Stonewall Book Awards Winners
| Category | Recipient | Title | Award |
|---|---|---|---|
| Children's and Young Adult | Jessica Love | Julián Is a Mermaid | Winner |
| Children's and Young Adult | Kheryn Callender | Hurricane Child | Winner |
| Children's and Young Adult | Ashley Herring Blake | Ivy Aberdeen's Letter to the World | Honor |
| Children's and Young Adult | Kelly Loy Gilbert | Picture Us In The Light | Honor |

== Sydney Taylor Book Award ==
The Sydney Taylor Book Award is given to children's and young adult books that portray the Jewish experience.
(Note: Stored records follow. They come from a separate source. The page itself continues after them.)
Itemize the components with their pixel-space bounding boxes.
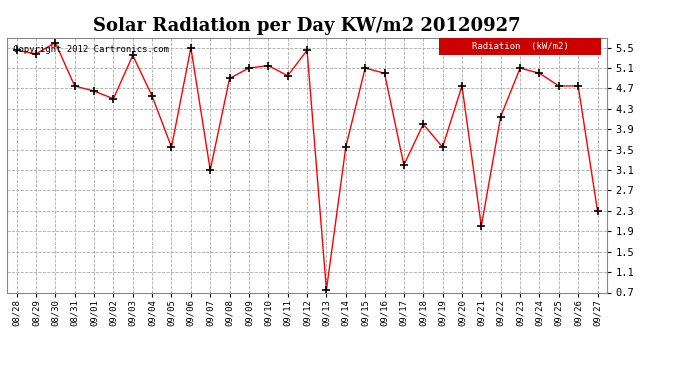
Title: Solar Radiation per Day KW/m2 20120927: Solar Radiation per Day KW/m2 20120927 — [93, 16, 521, 34]
Text: Copyright 2012 Cartronics.com: Copyright 2012 Cartronics.com — [13, 45, 169, 54]
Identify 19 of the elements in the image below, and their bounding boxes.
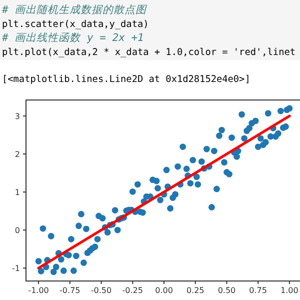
x-tick-label: -1.00 (28, 286, 49, 295)
x-tick-label: -0.75 (60, 286, 80, 295)
x-tick-label: -0.25 (122, 286, 143, 295)
text: plt.plot(x_data,2 * x_data + 1.0,color = 'red',linet (2, 47, 296, 58)
text: # 画出随机生成数据的散点图 (1, 4, 148, 16)
x-tick-label: 0.50 (218, 286, 236, 295)
y-tick-label: 3 (14, 112, 20, 121)
text: # 画出线性函数 y = 2x +1 (1, 32, 144, 44)
text: [<matplotlib.lines.Line2D at 0x1d28152e4e0>] (2, 74, 250, 85)
x-tick-label: 1.00 (280, 286, 298, 295)
y-tick-label: 0 (14, 226, 20, 236)
y-tick-label: 2 (14, 150, 20, 159)
text: plt.scatter(x_data,y_data) (2, 19, 149, 30)
x-tick-label: 0.25 (186, 286, 204, 295)
x-tick-label: 0.75 (249, 286, 267, 295)
y-tick-label: -1 (12, 264, 20, 274)
x-tick-label: 0.00 (155, 286, 173, 295)
y-tick-label: 1 (14, 188, 20, 198)
x-tick-label: -0.50 (90, 286, 112, 295)
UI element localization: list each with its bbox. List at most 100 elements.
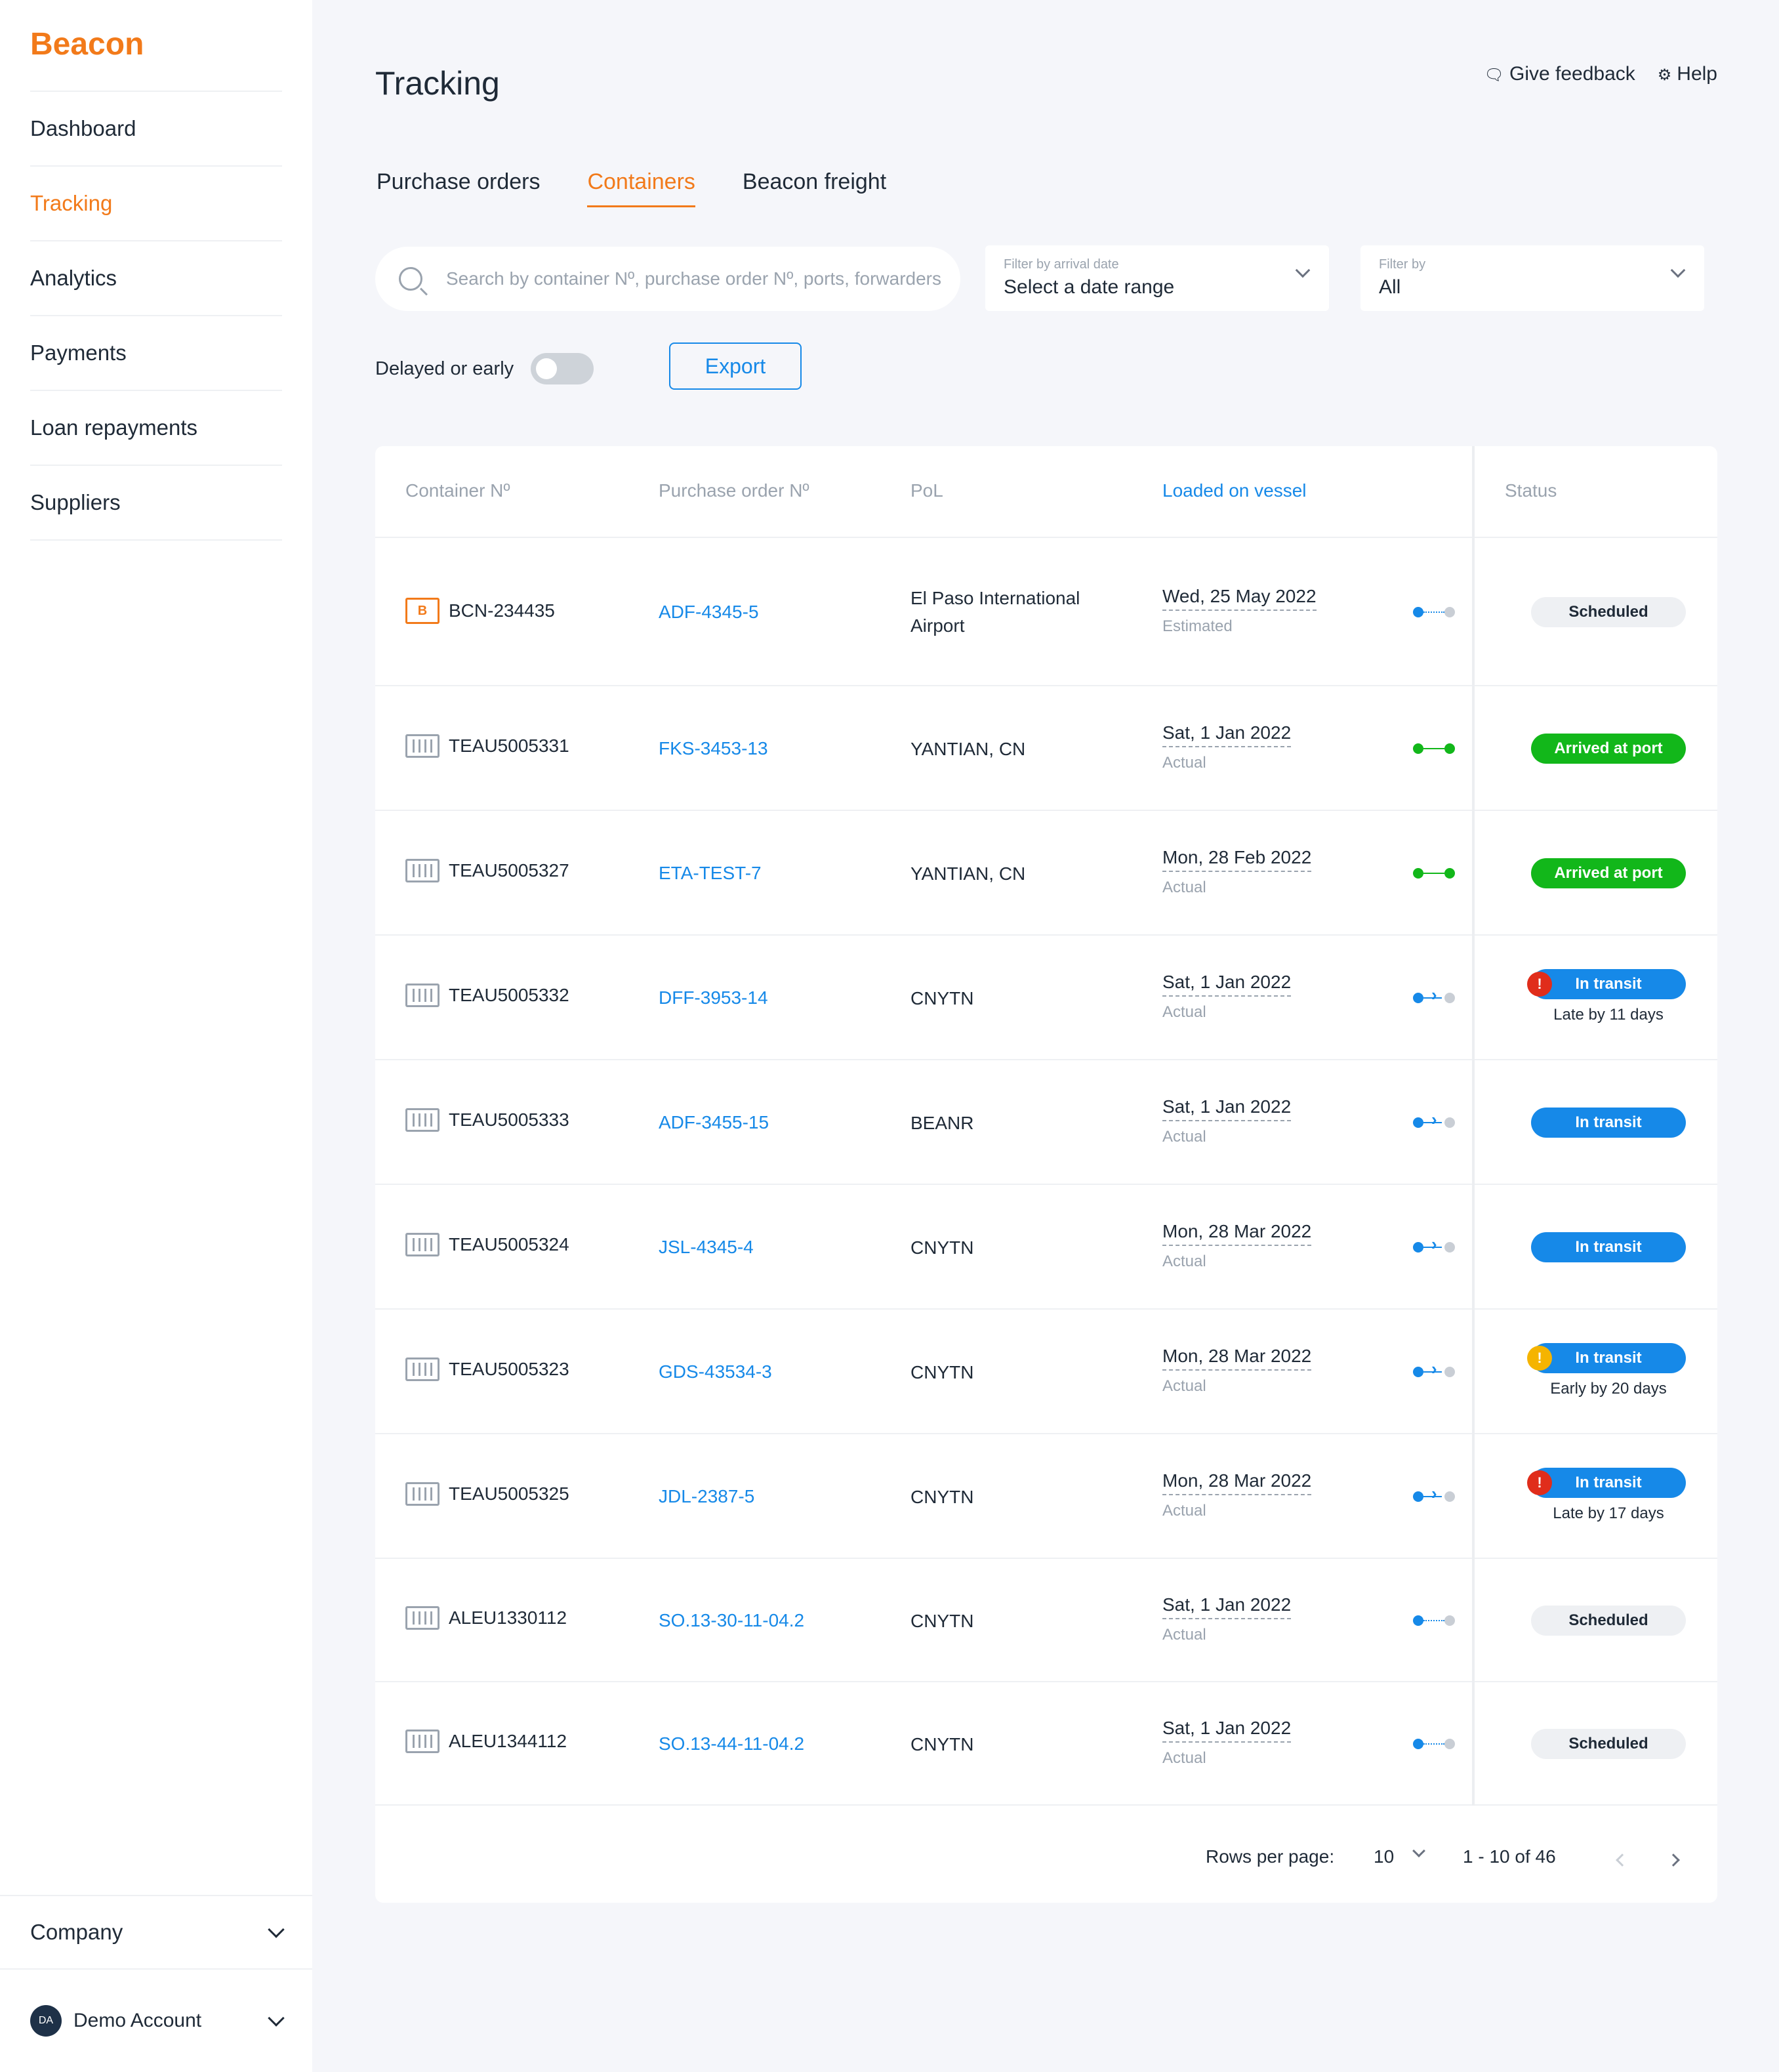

The younger reader winner was All-of-a-Kind Family Hanukkah by Emily Jenkins, illustrated by Paul O. Zelinsky, the older reader winner was Sweep: The Story of a Girl and Her Monster by Jonathan Auxier, and the teen reader winner was What the Night Sings by Vesper Stamper.

==YALSA Award for Excellence in Nonfiction for Young Adults==
The YALSA Award for Excellence in Nonfiction for Young Adults was given to The Unwanted: Stories of the Syrian Refugees written and illustrated by Don Brown. Four books were given honors: The Beloved World of Sonia Sotomayor, by Sonia Sotomayor, Boots on the Ground: America's War in Vietnam, by Elizabeth Partridge, The Faithful Spy: Dietrich Bonhoeffer and the Plot to Kill Hitler, written and illustrated by John Hendrix, and Hey, Kiddo: How I Lost My Mother, Found My Father, and Dealt with Family Addiction, written and illustrated by Jarrett J. Krosoczka.

== Reaction and Reception ==
HarperCollins and Penguin-Random House each won the most recognition with 11 citations each. Forty-seven of the award winners were women, while 30 were men. The Newbery and Caldecott winners were considered surprising as they were not on many of the lists of predicted winners. The omission of Dreamers, winner of the Belpre Illustrator award, from the Caldecott was also criticized. Newbery winner Meg Medina, who serves on the advisory board of the advocacy organization We Need Diverse Books was pleased to see the diversity of the winners. Elizabeth Acevedo whose The Poet X won recognition for both the Printz and Belpre awards was "shaking" after hearing about her Printz win and was shocked at her Belpre win, "To get that honor is so special." Sophie Blackall said she was "weeping" when she learned she had won her second Caldecott Medal while visiting Myanmar.